Monday, Sep. 17, 1951

Atomic War Birds

Flashing through the sky over Florida one morning last week, a pair of F-86 Sabre jets headed out to sea, engines shrieking at full power. Their fleeing quarry was a huge red "bird" that had shot up 35,000 feet from the Air Force's Guided Missile Test Center at Banana River, leveled off, and sped out over the Atlantic. At top speed, the 670-m.p.h. Sabre jets could barely keep up with it. A few minutes later, the strange race was suddenly over. Radio signals bleeped out from Banana River, and the giant bird dived into the ocean.

The Air Force calls its swift missile the "Matador," the airman's latest argument in the debate over close ground support. With it, the U.S. Air Force has the first operational pilotless missile which can plant an atomic bomb in support of U.S. troops in the field.

Planes v. Missiles. Ever since the end of World War II, the development of such a weapon has been one of the Air Force's main points in the endless arguments over tactical air power.
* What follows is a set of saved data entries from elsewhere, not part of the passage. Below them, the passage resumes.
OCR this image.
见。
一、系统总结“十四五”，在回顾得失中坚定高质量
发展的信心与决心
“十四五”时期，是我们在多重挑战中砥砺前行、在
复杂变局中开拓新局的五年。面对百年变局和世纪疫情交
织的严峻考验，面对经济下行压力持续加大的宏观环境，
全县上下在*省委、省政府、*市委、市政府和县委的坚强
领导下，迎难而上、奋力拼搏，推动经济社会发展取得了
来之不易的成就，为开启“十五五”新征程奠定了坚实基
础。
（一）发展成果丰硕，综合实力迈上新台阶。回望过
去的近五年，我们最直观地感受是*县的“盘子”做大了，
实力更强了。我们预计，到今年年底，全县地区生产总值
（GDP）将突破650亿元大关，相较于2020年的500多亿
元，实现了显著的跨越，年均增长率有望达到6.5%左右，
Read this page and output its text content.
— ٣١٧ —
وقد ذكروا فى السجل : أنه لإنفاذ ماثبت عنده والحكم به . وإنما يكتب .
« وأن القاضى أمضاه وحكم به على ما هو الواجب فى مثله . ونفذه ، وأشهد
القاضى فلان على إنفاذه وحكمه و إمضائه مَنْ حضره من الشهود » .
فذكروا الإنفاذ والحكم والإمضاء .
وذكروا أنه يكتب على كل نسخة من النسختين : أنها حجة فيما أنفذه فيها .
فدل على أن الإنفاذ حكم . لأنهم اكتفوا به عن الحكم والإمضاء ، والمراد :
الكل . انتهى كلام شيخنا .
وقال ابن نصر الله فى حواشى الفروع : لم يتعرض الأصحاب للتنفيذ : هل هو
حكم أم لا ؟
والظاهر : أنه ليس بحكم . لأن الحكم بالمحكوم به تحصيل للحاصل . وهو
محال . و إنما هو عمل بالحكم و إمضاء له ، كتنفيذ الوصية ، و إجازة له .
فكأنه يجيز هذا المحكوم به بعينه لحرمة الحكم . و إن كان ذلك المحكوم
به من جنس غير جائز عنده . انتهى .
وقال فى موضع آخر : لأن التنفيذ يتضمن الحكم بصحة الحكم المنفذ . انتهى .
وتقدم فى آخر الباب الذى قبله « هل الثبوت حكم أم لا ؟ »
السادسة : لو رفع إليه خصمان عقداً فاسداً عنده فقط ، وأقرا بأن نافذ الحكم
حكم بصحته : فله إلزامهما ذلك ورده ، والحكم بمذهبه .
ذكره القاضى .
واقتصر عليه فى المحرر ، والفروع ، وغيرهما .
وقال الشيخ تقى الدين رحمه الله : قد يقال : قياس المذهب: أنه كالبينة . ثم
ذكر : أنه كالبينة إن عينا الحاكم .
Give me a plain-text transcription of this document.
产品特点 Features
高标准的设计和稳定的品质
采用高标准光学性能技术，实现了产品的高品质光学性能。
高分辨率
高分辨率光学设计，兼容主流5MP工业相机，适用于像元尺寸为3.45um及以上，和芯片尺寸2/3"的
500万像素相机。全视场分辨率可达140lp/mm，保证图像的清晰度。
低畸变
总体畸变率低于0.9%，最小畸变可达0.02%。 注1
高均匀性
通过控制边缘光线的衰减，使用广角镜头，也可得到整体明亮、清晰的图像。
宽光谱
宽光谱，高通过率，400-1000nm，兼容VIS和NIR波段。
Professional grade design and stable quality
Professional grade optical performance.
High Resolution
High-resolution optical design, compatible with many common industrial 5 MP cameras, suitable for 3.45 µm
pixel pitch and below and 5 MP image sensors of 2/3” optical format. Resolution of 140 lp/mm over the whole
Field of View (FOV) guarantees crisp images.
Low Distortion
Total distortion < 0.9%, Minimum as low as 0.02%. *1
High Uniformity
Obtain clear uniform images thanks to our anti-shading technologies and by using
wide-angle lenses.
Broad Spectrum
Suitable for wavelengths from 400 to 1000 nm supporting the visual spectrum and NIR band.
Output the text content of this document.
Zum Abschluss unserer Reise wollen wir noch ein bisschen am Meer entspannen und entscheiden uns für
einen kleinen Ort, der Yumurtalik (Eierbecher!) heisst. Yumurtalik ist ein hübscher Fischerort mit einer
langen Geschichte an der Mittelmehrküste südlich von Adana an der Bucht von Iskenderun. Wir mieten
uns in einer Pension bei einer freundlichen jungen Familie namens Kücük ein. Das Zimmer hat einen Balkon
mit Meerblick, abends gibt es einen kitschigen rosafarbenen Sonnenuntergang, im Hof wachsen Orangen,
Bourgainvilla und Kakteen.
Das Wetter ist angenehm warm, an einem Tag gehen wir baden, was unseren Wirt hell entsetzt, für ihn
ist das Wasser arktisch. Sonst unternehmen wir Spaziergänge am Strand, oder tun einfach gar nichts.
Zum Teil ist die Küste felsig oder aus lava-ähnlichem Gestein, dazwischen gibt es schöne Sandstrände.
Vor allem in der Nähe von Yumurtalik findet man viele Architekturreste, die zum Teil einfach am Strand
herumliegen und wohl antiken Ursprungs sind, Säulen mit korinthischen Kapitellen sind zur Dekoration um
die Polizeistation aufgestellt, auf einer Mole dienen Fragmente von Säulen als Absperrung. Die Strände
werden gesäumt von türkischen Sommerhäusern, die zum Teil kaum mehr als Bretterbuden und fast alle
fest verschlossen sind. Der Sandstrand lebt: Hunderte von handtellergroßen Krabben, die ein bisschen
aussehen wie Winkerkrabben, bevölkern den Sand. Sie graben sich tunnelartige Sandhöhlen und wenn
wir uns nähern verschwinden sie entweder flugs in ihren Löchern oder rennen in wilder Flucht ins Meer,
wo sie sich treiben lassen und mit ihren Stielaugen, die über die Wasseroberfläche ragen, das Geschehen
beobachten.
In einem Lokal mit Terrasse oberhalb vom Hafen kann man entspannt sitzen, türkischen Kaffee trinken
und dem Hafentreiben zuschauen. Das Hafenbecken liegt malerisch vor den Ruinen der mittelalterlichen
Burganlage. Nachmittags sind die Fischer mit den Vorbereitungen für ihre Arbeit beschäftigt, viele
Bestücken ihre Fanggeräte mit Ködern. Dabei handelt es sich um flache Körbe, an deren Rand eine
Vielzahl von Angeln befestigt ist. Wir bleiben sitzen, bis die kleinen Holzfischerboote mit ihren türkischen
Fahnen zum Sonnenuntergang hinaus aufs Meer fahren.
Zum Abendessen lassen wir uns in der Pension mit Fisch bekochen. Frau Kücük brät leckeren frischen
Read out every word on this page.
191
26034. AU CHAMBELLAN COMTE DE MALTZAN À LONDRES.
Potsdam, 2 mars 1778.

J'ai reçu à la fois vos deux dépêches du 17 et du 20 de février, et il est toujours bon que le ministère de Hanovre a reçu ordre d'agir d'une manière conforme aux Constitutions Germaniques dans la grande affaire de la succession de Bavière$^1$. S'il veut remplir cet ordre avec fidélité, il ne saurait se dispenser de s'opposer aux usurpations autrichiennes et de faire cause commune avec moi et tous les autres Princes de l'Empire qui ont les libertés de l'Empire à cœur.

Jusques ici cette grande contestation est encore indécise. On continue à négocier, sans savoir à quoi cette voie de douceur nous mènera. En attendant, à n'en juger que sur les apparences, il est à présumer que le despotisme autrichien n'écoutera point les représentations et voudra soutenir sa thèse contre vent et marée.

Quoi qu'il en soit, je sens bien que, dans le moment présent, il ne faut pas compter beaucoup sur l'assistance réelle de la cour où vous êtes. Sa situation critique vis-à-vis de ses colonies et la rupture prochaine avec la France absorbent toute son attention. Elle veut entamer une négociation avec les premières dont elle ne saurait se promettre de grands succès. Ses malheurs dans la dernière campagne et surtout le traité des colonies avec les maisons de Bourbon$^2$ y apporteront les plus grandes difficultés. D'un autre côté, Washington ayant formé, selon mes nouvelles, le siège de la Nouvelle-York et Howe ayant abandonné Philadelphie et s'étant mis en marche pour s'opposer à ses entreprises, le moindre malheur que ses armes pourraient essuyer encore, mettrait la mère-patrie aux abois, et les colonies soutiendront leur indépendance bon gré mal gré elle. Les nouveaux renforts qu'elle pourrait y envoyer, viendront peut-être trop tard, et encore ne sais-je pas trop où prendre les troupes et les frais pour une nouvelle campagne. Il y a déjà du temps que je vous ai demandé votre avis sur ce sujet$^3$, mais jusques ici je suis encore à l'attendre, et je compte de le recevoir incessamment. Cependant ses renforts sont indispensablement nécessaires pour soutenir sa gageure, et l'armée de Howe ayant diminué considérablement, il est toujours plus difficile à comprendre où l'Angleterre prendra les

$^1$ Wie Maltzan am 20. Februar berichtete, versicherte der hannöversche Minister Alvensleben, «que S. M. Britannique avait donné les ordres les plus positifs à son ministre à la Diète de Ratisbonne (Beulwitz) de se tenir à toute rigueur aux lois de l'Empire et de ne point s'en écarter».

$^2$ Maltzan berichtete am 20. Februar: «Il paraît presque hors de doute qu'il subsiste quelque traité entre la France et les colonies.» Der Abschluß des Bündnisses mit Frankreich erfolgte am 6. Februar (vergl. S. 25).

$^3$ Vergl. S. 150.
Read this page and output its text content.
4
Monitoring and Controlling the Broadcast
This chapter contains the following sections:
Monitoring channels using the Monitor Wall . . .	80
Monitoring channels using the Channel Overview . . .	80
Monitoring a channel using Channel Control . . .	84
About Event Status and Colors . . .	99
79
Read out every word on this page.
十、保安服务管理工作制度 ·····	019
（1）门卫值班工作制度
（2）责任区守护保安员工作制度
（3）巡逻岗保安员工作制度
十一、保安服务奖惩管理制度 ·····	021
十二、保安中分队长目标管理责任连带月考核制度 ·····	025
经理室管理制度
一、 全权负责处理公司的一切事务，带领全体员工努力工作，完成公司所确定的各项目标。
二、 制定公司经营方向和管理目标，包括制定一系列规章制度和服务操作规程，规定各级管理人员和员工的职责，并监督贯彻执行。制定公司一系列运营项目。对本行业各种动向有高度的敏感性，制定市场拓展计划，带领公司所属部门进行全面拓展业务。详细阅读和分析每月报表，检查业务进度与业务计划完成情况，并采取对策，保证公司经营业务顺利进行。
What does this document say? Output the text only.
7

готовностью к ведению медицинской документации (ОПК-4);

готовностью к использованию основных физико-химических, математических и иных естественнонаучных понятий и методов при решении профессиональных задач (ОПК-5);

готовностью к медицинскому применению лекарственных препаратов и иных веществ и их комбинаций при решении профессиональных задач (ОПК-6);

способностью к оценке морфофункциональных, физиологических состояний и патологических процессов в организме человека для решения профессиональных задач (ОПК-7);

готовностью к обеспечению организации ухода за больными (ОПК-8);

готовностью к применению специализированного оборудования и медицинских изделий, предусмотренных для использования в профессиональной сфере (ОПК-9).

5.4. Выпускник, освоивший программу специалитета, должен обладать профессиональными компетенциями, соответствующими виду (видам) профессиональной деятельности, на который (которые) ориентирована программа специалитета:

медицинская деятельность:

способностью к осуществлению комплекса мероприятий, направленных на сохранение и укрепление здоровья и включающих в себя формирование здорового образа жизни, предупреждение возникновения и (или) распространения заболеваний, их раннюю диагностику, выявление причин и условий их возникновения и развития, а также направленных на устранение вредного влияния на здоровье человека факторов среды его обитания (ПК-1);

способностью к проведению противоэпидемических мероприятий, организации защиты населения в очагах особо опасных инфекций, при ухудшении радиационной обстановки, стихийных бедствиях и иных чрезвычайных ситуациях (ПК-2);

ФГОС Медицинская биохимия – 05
In an age of jet aircraft and atomic weapons, prop-driven planes like the famed F51 Mustang would prove too slow, too vulnerable to interception by enemy jets unless heavily and expensively escorted. The jets themselves could not maneuver fast enough for accurate low-level support work except in relatively flat terrain. Finally, said the Air Force, any "inhabited" plane, no matter how fast, stood a good chance of being caught in the fiery blast of a tactical atom bomb dropped from low altitude.

The Air Force spent its slim appropriations available for tactical air for all-purpose fighters, and got to work on guided missiles. For six years, behind closely guarded walls at the Glenn L. Martin plant near Baltimore, scientists and technicians worked to solve the mysteries of an accurate ground-to- ground guided missile which could be used tactically on the battlefield. Last week, in the Martin Matador, the Air Force thought it had its first tentative answer.

Standing on its tractor-drawn launching trailer, the Matador looks like an odd crossbreed of a jet plane and a Buck Rogers fantasy. It is long, sleek, round as a cigar, and fitted with a pair of stubby supersonic triangular wings. In its nose, the missile carries a sand-filled dummy warhead. In its tail, the Matador carries a jet engine for endurance and a huge, underslung rocket motor for take-off power. Inside the Matador, every inch of space is crammed with fuel and the humming electronic navigator that guides it to its target.

Into the Bull's-Eye. How good is the Matador? The Air Force admits that there are bigger & better guided missiles on the drawing boards, huge missiles with longer range and much greater speed. Much more accurate guidance systems are already in the works. But the improved models, says the Air Force, are still years away. At Banana River, enough specimens of the bright red Matador have been hurled into the skies to prove that no jet fighter flying today can catch and destroy it, and that it has enough range to reach any frontline target. The tests have shown that its electronic brain can guide it to the bull's-eye and drop it day or night, under any weather conditions.

In a matter of months, the Air Force will put its first guided-missile squadron in service. Others will follow as soon as the men can be trained. At the Martin plant near Baltimore, the dies and jigs are ready, will start turning out the big red missiles on a production-line schedule. If war comes, the Air Force will exchange their sand-filled noses for atomic warheads, and the deadly Matadors will be ready for action.

. . .

The Air Force is not the only service with an atomic warbird on the launching racks. The Army has a pair of true rockets: 1) the "Corporal,"* a huge, V-2-sized, supersonic rocket that, it is claimed, can deliver an atomic warhead within 500 feet of a target almost 100 miles away, and 2) the "Nike" (rhymes with Mikey), an antiaircraft guided missile designed to knock down enemy bombers at great altitude. Soon the Army will start production lines rolling, and organize the first battalions trained to assemble and fire the Corporals and Nikes. Cost of the U.S. guided-missile program in 1952 : $1 billion.

* Not to be confused with the smaller "WAC Corporal," a slim, needle-nosed missile used for high-altitude research.